KUKA—a German acronym based on the names of company founders Johann Josef Keller and Jakob Knappich—is working with Apttus Corp., a provider of cloud-based e-commerce and contract management software to deploy its first e-commerce site early this year, That will be followed by a complementary online application designed to help customers as well as KUKA sales reps to configure complex robotics hardware and software systems before placing an online order.
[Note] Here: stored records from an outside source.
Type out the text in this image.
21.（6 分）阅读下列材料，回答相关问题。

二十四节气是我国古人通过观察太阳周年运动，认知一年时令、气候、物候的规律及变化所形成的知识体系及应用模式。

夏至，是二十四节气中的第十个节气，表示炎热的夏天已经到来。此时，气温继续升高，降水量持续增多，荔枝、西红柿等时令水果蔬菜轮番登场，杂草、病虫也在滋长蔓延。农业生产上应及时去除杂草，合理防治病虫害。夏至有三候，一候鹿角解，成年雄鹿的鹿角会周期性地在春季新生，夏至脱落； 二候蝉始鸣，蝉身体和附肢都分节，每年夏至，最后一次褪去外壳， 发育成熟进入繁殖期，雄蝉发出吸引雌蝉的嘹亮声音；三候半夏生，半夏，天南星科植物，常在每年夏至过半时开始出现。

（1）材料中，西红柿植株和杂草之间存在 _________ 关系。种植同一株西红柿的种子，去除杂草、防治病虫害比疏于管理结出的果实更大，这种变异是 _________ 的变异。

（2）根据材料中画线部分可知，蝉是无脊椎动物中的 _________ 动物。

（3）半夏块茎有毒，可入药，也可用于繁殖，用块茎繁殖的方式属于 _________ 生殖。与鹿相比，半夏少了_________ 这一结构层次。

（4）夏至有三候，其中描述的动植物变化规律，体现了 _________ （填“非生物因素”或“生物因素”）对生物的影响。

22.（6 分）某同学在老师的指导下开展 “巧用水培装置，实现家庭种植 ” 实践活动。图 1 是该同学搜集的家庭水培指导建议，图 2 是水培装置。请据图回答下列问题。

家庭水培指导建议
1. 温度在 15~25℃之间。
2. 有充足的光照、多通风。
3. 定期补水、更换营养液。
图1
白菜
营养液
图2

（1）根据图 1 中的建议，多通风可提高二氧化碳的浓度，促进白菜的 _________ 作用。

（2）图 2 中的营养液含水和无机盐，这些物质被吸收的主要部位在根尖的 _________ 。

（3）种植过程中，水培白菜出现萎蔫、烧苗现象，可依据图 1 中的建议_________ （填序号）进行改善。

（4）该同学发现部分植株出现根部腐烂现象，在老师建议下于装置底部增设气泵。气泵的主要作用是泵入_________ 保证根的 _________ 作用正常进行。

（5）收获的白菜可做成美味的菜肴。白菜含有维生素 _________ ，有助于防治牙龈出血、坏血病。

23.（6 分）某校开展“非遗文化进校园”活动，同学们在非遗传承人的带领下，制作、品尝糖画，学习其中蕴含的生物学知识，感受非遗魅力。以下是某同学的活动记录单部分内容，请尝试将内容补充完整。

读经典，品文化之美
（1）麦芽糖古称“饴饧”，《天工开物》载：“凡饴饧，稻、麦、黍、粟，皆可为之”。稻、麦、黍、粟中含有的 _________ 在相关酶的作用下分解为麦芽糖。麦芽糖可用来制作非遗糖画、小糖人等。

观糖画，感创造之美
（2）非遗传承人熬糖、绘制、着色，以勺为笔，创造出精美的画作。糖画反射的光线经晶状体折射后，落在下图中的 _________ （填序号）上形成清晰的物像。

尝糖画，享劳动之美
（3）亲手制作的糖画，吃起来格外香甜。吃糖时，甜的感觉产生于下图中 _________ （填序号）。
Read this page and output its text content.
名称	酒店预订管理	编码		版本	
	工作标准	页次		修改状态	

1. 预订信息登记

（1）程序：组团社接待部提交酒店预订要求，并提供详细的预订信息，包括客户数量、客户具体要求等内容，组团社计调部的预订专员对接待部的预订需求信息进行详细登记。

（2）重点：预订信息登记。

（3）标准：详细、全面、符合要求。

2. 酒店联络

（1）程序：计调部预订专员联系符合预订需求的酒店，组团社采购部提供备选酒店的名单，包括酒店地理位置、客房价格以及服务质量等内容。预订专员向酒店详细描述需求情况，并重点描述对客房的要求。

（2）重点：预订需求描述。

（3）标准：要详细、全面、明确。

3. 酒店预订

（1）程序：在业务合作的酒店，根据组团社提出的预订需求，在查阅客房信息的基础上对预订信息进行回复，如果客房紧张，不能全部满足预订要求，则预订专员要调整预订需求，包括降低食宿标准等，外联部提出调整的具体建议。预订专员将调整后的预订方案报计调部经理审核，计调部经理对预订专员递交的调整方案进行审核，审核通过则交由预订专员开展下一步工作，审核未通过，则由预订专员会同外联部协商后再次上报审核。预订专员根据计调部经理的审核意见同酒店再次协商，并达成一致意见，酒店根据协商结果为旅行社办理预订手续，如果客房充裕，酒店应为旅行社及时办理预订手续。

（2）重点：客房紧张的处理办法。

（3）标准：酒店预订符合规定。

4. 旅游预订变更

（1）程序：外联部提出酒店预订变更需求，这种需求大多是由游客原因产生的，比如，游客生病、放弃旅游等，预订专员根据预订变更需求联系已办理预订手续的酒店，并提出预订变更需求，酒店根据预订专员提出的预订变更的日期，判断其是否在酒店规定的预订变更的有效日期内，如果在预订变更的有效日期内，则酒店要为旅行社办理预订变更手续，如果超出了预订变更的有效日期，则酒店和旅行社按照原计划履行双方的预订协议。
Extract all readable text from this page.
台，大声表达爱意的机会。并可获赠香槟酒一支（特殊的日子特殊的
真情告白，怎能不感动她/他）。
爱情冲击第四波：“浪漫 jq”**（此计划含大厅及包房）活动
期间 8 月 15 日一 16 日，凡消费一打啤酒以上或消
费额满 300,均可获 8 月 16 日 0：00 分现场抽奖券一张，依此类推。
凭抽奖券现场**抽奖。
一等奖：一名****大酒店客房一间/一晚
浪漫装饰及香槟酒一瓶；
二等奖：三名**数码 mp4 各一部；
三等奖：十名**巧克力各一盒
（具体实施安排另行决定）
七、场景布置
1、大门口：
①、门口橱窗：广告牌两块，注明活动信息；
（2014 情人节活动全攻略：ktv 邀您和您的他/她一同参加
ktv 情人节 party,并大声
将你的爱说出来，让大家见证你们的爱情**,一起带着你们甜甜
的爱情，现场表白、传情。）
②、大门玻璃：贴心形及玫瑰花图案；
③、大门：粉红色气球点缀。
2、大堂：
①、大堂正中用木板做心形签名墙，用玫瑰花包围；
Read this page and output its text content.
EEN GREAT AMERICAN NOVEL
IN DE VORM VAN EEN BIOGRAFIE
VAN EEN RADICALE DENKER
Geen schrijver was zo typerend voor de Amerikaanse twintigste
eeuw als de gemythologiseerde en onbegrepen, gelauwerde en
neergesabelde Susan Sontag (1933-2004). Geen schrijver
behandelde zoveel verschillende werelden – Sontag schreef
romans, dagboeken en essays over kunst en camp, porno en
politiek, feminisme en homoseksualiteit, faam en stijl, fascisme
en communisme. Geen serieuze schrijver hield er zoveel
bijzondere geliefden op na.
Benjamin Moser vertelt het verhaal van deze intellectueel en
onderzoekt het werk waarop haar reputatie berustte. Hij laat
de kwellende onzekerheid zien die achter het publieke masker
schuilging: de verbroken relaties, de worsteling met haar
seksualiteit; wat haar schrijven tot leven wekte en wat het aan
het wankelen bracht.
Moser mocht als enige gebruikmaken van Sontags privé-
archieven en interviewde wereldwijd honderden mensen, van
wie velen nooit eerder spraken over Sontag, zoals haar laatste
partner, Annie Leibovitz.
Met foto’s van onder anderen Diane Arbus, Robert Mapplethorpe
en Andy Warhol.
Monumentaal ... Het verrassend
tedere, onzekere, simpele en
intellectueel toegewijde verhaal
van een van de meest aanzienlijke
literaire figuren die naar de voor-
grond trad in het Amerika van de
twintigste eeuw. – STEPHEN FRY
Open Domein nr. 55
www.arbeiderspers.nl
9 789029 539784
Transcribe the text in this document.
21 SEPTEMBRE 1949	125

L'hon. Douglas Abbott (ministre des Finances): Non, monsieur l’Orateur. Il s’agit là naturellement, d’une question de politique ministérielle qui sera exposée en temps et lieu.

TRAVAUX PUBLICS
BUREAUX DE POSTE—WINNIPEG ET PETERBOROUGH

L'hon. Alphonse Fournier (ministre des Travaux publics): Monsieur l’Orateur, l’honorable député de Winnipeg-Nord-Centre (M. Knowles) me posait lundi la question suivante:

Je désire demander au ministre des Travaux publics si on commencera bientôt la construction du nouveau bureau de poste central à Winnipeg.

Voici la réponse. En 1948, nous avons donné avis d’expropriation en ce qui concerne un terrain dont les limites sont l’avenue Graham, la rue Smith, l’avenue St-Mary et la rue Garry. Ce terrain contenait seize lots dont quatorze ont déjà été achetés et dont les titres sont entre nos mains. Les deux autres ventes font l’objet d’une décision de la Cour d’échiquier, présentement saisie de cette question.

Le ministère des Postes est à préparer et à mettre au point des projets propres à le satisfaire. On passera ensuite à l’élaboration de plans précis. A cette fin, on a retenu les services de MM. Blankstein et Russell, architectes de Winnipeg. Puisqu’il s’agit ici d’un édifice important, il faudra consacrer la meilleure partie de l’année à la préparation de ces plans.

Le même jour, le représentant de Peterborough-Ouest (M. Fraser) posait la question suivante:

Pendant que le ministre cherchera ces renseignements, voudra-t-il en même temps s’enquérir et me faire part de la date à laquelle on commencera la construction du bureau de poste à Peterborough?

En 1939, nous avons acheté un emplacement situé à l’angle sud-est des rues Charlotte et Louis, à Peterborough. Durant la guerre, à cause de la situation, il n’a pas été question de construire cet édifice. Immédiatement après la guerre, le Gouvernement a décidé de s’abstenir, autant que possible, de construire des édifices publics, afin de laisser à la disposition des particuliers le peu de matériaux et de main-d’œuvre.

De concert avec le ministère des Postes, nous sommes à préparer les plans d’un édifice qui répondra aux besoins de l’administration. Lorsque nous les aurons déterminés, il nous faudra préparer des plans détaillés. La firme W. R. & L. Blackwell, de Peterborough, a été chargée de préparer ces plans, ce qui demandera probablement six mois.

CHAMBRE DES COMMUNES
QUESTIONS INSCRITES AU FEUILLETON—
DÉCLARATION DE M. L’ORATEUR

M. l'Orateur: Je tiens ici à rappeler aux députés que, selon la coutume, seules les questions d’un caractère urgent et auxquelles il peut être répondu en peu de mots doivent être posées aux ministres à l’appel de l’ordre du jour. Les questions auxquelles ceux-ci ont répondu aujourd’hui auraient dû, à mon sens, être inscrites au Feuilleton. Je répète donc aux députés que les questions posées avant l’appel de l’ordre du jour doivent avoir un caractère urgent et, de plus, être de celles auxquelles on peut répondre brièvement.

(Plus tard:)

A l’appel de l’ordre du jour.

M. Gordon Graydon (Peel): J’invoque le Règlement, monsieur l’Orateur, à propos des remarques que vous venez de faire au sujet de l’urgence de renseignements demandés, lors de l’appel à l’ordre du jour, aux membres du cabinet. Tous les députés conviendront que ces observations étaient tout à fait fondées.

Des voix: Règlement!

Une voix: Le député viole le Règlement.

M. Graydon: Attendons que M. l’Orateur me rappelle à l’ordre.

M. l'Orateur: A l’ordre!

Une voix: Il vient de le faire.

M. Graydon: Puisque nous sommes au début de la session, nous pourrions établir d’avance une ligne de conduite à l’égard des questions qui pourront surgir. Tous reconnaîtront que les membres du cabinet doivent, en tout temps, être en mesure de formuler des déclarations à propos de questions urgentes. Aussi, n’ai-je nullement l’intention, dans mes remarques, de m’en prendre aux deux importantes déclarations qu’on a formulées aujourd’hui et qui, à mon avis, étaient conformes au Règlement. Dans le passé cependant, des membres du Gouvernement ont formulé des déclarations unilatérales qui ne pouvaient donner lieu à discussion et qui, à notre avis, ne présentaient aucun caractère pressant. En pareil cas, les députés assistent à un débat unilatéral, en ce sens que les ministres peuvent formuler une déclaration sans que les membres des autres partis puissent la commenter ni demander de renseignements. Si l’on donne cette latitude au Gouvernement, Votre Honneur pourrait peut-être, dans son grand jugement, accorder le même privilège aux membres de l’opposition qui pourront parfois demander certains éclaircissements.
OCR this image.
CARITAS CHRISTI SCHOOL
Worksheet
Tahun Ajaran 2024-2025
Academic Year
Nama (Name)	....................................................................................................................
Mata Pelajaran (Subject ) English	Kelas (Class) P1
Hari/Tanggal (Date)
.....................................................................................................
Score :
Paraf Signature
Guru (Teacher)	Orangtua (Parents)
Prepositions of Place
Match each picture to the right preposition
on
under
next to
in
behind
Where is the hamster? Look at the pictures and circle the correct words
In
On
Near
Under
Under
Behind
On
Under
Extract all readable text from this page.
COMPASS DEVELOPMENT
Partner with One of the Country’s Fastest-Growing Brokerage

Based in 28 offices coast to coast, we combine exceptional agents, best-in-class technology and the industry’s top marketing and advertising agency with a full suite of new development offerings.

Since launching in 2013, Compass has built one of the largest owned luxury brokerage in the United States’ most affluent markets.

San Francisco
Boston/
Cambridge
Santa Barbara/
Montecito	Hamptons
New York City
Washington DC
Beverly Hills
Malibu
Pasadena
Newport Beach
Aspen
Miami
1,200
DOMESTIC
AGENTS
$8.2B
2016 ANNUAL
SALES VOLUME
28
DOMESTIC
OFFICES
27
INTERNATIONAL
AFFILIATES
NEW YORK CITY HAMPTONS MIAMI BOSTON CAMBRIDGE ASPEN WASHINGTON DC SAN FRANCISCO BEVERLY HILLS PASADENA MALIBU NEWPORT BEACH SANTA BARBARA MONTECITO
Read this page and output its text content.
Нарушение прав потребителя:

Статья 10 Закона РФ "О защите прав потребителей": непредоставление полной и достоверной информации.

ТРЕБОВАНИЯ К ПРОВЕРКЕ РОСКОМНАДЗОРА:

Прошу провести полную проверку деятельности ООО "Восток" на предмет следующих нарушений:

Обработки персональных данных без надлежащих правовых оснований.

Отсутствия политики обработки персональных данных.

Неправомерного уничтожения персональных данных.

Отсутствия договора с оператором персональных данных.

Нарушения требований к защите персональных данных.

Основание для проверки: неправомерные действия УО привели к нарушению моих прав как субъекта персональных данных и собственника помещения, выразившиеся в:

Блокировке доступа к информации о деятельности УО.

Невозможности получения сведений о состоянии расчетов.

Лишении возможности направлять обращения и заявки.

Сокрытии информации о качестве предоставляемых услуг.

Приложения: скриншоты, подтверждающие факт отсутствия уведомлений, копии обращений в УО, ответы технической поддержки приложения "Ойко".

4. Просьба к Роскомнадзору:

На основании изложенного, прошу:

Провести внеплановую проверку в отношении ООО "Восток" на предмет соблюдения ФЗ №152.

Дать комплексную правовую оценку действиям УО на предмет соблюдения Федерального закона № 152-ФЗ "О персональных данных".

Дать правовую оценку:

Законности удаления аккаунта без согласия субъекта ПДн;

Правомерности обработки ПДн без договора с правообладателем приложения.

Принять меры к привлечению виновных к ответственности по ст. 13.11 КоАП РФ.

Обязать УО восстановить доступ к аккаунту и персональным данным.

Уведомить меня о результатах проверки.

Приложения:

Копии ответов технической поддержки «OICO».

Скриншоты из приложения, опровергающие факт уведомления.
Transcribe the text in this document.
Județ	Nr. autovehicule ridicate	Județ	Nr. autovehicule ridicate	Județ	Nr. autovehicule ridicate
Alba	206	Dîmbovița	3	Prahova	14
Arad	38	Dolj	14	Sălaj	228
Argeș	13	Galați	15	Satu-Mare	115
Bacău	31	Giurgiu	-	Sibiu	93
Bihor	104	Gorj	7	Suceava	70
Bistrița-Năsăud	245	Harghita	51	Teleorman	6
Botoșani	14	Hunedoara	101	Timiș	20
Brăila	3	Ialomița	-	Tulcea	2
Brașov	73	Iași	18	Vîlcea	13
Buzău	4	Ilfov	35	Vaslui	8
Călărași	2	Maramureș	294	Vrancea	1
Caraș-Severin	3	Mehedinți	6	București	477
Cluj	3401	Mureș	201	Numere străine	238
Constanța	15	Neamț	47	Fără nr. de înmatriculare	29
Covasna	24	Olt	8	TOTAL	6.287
The first product KUKA will make available through its new e-commerce site will be KUKA Connect, new cloud-based software designed to let client manufacturers manage their robotics systems from any desktop or mobile computing device. The company calls KUKA Connect an Internet of Robotics system that blends I.T. and O.T. (information technology and operational technology) to access and analyze multiple information sources to manage the operations of complex robotic hardware and software systems. For example, a KUKA Connect user can view on a tablet screen such information as the energy consumption and scheduled maintenance for each of dozens of manufacturing robots across one or more factory floors.

Among additional products offered through KUKA’s e-commerce site will be the online learning management systems designed to teach new users how to operate the company’s robotics systems.

Chang says the new e-commerce site, along with new digital marketing campaigns targeting manufacturing industries, will help KUKA expand its customer base. “Through e-commerce, we’ll be able to reach a broader set of customers,” he says.

KUKA also plans to soon deploy as part of the e-commerce site an Apttus configure-price-quote, or CPQ, system, which is designed to help customers choose among a large number of hardware and software options to configure a robotics system tailored to their needs. As customers configure systems with what can be many complex components, the CPQ system provides updated pricing figures and allows the customer to also request a new price quote. “A big milestone for us will be offering a full-featured CPQ tool,” Chang says. “To help customers configure hardware and software—that’s our bread and butter.”

Cloud-based data analytics that the new system applies to sales and how customers are configuring products, Chang adds, will help KUKA’s sales reps recommend products. “We can make sure we’re not missing an opportunity to provide all the information we can to our customers,” he says. “For example, if a car manufacturer is using particular robotic systems configured for welding and gluing in a German factory, that can be a good starting point for recommending best systems for factories in other countries.”

KUKA says it expects the new e-commerce set-up will also “significantly reduce the internal processing costs, delays and errors stemming from complex phone orders.”

As customers configure and order products, the information will update records in KUKA’s CRM software from Salesforce.com Inc., which is integrated with the Apttus software suite.

Apttus declines to comment on the cost of deploying its technology applications. Its “quote-to-cash” software suite also includes applications for managing customer contracts, providing an overall system for recording and managing the process from initially providing customers with a product offer to completing a sale and recording the revenue.

“We’re excited about what this new e-commerce platform can do for us,” Chang says. “We’ve been dominant in the automotive industry, but now want get into other industries we’re not involved with yet. This is just the beginning.”